With the holiday season coming up and possibly inspired by our Holiday Hotspots blog post, you may be in the middle of planning your next getaway. Nowadays, we have access to GPS systems and topography apps - all available with the touch of a button. In an era long before advanced technology, First Nations Peoples relied on their visual memory and the tracks that their peoples and animals left behind, through the use of “Songlines.” Essentially, songlines are the traditional trade routes and dreaming tracks, created by First Nations’ ancestors. The term derived from the act of Indigenous Australians singing of the land and people along their journeys.
Traditional Custodians would learn the songs from the Elders of their community in order to learn how to travel from one particular place to another. The songs were accompanied by rhythm and sound - from clapsticks and the stamping of feet in the dirt - which were married with the footsteps of the Elders who walked before them. All of these musical elements came together to aid in memorising the sacred landscapes and routes.

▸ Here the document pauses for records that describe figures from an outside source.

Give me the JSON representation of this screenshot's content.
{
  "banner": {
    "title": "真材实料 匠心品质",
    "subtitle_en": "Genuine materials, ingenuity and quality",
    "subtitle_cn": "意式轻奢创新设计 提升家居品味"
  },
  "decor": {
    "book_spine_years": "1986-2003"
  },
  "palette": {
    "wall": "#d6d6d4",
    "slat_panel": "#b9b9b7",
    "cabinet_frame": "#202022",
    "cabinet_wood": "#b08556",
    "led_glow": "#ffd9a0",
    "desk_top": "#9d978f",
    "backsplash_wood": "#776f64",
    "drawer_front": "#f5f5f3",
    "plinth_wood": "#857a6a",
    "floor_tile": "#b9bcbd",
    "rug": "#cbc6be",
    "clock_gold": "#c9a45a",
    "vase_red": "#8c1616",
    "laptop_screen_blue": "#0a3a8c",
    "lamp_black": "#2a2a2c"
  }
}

Image sourced from Ilya Genkin Photography
As the tribes travelled across the country, the songlines acted as a ‘cultural passport.’ This is because songs from one path would often cross over and interlace with another connecting path. When tribes were travelling, they would recite the song attached to the specific region as it detailed vital information and guidelines for the land. Oftentimes, if tribes travelling through a region did not know the song in the local language, they would ‘sing in country.’ This is the practice of singing praises of the land and people, signifying that they were passing through respectfully. Here, we can see that songlines transcend language through music, song and dance.
Similarly to a map, songlines identified key features and marker points across hundreds of kilometres. Songlines even keyed sacred sites such as burial and birthing grounds. Although songlines are a verbal map, they are an essential part of life; a second nature to Indigenous Australian peoples.

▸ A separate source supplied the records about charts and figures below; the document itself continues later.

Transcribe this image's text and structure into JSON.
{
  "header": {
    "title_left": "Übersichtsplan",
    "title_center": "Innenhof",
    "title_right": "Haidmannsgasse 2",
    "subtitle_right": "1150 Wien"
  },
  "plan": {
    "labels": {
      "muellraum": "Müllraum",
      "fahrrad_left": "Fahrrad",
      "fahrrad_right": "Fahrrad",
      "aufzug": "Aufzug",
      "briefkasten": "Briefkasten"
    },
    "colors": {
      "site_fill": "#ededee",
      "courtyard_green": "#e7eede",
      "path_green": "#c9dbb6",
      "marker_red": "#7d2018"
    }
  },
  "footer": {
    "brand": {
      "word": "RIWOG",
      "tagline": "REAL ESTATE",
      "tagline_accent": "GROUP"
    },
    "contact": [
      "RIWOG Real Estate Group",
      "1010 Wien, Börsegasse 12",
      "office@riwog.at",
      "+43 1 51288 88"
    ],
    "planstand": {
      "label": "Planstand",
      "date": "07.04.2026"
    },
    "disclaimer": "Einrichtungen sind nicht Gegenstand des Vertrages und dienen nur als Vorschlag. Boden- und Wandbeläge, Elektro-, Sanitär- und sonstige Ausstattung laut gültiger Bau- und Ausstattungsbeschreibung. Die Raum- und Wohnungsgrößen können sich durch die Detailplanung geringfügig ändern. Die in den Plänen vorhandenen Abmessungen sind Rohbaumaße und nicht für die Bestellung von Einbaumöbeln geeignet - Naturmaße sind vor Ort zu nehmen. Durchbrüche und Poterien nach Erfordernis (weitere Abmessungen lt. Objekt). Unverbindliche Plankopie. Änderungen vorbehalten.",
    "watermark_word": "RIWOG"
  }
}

Image sourced from australianphotography.com
Songlines are said to have been carved out by the creation spirits who first walked the dreaming tracks. These tracks are closely tied to the Dreamtime and cultural ceremonies. One such dreaming track is the Bundian Way where tourists are invited to discover the Whale Dreaming through a guided 1.8km trek through Eden, NSW. The Seven Sisters’ (Kungkarangkalpa) dreaming track can be virtually explored through the National Museum of Australia’s interactive online exhibit. Other notable dreaming stories of creation spirits walking the dreaming tracks include: the Morning Star (Banumbirr), Eagle Hawk (Bunjil),The Moon and The Gecko (Patjuka Wura Punu) and Rainbow Serpent (Wardbukkara). Bilbie Virtual Labs, a Brisbane based company, have also developed a virtual songlines experience for public access. Through the use of game design and virtual reality, the company have created an authentic First Nations interactive virtual histories and heritage experience. To try it out for yourself click here. So, as we can see these ancestral stories the First Nations’ people have passed down through millennia of generations are still here today, and are ingrained into the land and seen in the stars.

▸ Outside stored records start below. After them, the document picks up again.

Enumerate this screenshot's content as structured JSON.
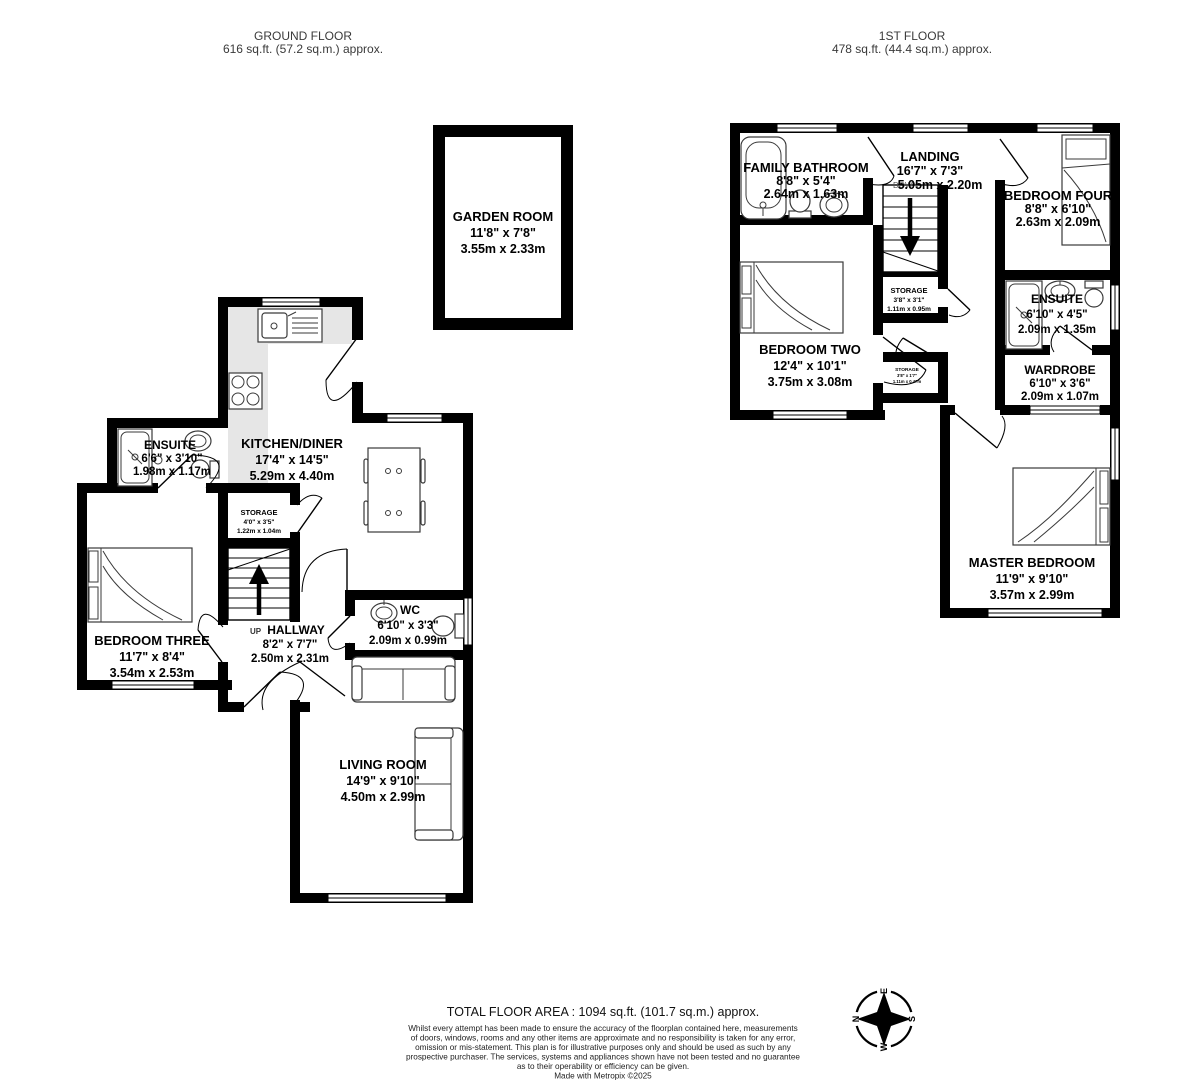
{
  "floors": {
    "ground": {
      "title": "GROUND FLOOR",
      "area": "616 sq.ft. (57.2 sq.m.) approx."
    },
    "first": {
      "title": "1ST FLOOR",
      "area": "478 sq.ft. (44.4 sq.m.) approx."
    }
  },
  "rooms": {
    "garden_room": {
      "name": "GARDEN ROOM",
      "imperial": "11'8\" x 7'8\"",
      "metric": "3.55m x 2.33m"
    },
    "kitchen_diner": {
      "name": "KITCHEN/DINER",
      "imperial": "17'4\" x 14'5\"",
      "metric": "5.29m x 4.40m"
    },
    "ensuite_gf": {
      "name": "ENSUITE",
      "imperial": "6'6\" x 3'10\"",
      "metric": "1.98m x 1.17m"
    },
    "storage_gf": {
      "name": "STORAGE",
      "imperial": "4'0\" x 3'5\"",
      "metric": "1.22m x 1.04m"
    },
    "bedroom_three": {
      "name": "BEDROOM THREE",
      "imperial": "11'7\" x 8'4\"",
      "metric": "3.54m x 2.53m"
    },
    "hallway": {
      "up": "UP",
      "name": "HALLWAY",
      "imperial": "8'2\" x 7'7\"",
      "metric": "2.50m x 2.31m"
    },
    "wc": {
      "name": "WC",
      "imperial": "6'10\" x 3'3\"",
      "metric": "2.09m x 0.99m"
    },
    "living_room": {
      "name": "LIVING ROOM",
      "imperial": "14'9\" x 9'10\"",
      "metric": "4.50m x 2.99m"
    },
    "family_bathroom": {
      "name": "FAMILY BATHROOM",
      "imperial": "8'8\" x 5'4\"",
      "metric": "2.64m x 1.63m"
    },
    "landing": {
      "name": "LANDING",
      "down": "DOWN",
      "imperial": "16'7\" x 7'3\"",
      "metric": "5.05m x 2.20m"
    },
    "bedroom_four": {
      "name": "BEDROOM FOUR",
      "imperial": "8'8\" x 6'10\"",
      "metric": "2.63m x 2.09m"
    },
    "storage_1f": {
      "name": "STORAGE",
      "imperial": "3'8\" x 3'1\"",
      "metric": "1.11m x 0.95m"
    },
    "storage_1f_small": {
      "name": "STORAGE",
      "imperial": "3'8\" x 1'7\"",
      "metric": "1.11m x 0.47m"
    },
    "bedroom_two": {
      "name": "BEDROOM TWO",
      "imperial": "12'4\" x 10'1\"",
      "metric": "3.75m x 3.08m"
    },
    "ensuite_1f": {
      "name": "ENSUITE",
      "imperial": "6'10\" x 4'5\"",
      "metric": "2.09m x 1.35m"
    },
    "wardrobe": {
      "name": "WARDROBE",
      "imperial": "6'10\" x 3'6\"",
      "metric": "2.09m x 1.07m"
    },
    "master_bedroom": {
      "name": "MASTER BEDROOM",
      "imperial": "11'9\" x 9'10\"",
      "metric": "3.57m x 2.99m"
    }
  },
  "compass": {
    "n": "N",
    "e": "E",
    "s": "S",
    "w": "W"
  },
  "footer": {
    "total": "TOTAL FLOOR AREA : 1094 sq.ft. (101.7 sq.m.) approx.",
    "disclaimer_lines": [
      "Whilst every attempt has been made to ensure the accuracy of the floorplan contained here, measurements",
      "of doors, windows, rooms and any other items are approximate and no responsibility is taken for any error,",
      "omission or mis-statement. This plan is for illustrative purposes only and should be used as such by any",
      "prospective purchaser. The services, systems and appliances shown have not been tested and no guarantee",
      "as to their operability or efficiency can be given."
    ],
    "credit": "Made with Metropix ©2025"
  },
  "colors": {
    "wall": "#000000",
    "counter": "#e6e6e6",
    "text": "#000000"
  }
}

Image sourced from Japingka Aboriginal Art
Here at Yarn, many of our partner artists use visual art to display their songlines and tell the stories of creation, the land and their people. One of our artists, Charlie Chambers (Jnr) - belonging to the Jairtribe from the Toowoomba, Dalby and Bunya mountain region - informs us of the significance of incorporating songlines into his artworks:
“When I was young, I would sit with my elders and listen to these Dreamtime stories, but the stories would go in one ear and out the other. It was when I got older that I started to think about these stories and start painting them.” - Charlie Chambers (Jnr)
“The main reason I love painting is to keep the stories that the elders told me about the community alive.” - Charlie Chambers (Jnr)
Landscapes by Charlie Chamber Jnr
The depiction of songlines through traditional and contemporary art is a form of celebration and respect for culture and country. It is also a way of archiving Indigenous history, detailing stories of the creation of land and sea, of the dreamtime, customs and traditions of the land.
The paths etched in the land through songlines were initially dismissed by European Settlers as simply being animal tracks. Despite their ignorance, the European Settlers actually heavily relied on these routes for navigation and access to the land. Essentially, songlines became the foundation for many of our main roads, which are still utilised Australia-wide. Maps of songlines, indicating known local roads, highways and particular regions, are currently in development by some Traditional Custodians as part of a Cultural Mapping Project.
What songlines are in your area? As you travel from place to place we encourage you to take note of the songlines and pay recognition to the Traditional Custodians. After all, we are walking on the footsteps of ancestors who found their way guided by the stars and the collective wisdom of the elders before them, passed down from generation to generation.
We at Yarn, acknowledge the Traditional Custodians of the land and sea. We pay our respect to all Elders, past, present and emerging.